Days before that, Miss Clack had actually been acting a bit too much in relation to Lady Verrinder. When the Lady was severely ill, Miss Clack, again, wished she could ‘escort’ her relative resting in peace. As such, she was attempting to put some amounts of religious books to her. I think her effort aimed at making Lady Verrinder closer to God and be purified from her sins.
Miss Clack put books in several spots in the Lady’s house in hope that she would find then read them but until the day she was dead the books remained unread. They were returned to Miss Clack instead.
Throughout The Moonstone, this particular person completely confuses me. First, it is quite strange that Wilkie Collins selects her as one of the narratives in the book since she wasn’t present in the birthday dinner of the Rachel Verrinder which later saw the Moonstone went missing.
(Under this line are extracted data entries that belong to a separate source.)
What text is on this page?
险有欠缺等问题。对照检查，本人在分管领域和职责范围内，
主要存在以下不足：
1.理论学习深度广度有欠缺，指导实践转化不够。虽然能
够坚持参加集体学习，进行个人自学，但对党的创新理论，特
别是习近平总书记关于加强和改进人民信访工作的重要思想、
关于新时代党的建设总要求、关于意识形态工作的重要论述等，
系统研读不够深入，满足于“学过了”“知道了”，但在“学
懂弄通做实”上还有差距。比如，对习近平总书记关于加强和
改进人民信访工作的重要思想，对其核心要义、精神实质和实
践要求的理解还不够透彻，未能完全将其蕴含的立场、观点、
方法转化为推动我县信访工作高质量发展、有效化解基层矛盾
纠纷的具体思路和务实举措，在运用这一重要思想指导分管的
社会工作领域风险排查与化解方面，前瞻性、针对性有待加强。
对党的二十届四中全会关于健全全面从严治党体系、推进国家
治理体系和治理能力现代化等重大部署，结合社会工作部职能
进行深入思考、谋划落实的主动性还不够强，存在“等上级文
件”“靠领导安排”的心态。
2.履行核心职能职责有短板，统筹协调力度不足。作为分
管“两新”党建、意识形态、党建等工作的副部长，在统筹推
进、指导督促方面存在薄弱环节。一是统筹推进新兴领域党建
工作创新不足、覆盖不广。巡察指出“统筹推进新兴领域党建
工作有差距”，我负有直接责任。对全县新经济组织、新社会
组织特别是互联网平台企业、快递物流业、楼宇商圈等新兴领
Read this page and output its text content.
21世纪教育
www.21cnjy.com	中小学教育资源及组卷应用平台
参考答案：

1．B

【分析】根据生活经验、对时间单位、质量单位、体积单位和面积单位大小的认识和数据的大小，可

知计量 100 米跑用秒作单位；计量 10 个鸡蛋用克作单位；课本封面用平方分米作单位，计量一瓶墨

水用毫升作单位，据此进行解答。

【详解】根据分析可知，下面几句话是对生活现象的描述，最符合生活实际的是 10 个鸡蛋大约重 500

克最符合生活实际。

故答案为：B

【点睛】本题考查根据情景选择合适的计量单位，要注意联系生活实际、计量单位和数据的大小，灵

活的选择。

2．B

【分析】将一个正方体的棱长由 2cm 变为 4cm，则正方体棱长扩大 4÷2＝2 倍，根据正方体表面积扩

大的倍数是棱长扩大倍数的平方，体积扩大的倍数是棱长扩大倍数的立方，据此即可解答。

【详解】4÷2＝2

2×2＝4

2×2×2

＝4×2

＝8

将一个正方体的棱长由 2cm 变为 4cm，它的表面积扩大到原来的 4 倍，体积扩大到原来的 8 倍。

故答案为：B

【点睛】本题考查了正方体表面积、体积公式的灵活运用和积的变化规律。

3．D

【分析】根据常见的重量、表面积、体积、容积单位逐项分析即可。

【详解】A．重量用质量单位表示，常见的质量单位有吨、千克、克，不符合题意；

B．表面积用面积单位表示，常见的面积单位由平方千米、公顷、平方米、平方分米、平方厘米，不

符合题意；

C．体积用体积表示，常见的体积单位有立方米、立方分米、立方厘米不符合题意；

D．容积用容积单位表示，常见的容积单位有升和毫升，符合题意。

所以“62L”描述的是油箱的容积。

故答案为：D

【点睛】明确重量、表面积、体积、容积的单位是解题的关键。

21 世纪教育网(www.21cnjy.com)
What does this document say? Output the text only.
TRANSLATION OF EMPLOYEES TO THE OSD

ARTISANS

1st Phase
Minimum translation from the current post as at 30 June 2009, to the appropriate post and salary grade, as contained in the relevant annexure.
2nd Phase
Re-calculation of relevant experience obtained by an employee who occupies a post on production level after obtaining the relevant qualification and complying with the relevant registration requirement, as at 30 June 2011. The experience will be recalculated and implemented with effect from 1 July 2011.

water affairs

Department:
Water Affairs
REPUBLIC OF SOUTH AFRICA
Miss Clack is, by the way, the niece of Sir John Verrinder, Rachel’s father. Her narration becomes sort of ‘entrapment’ for me after I resume reading the book. I can feel her strong admiration to Mr. Godfrey Abblewhite. She was spying his conversation with Rachel Verrinder on the day he proposed her. Following Miss Clack’s narration of the tale makes me despise Rachel even more (since she is a stubborn girl since the beginning of the book) and put sympathy to Mr. Godfrey Abblewhite. I think the reason why Collins places Miss Clack is to ‘deceive’ readers, at least that happens to me, LOL. You know that I get my guess completely wrong for Mr. Godfrey Abblewhite is the villain of them all because of his huge debts.
Thank God Miss Clack emerges briefly in the book if not, I can’t imagine how ambiguous the novel would be.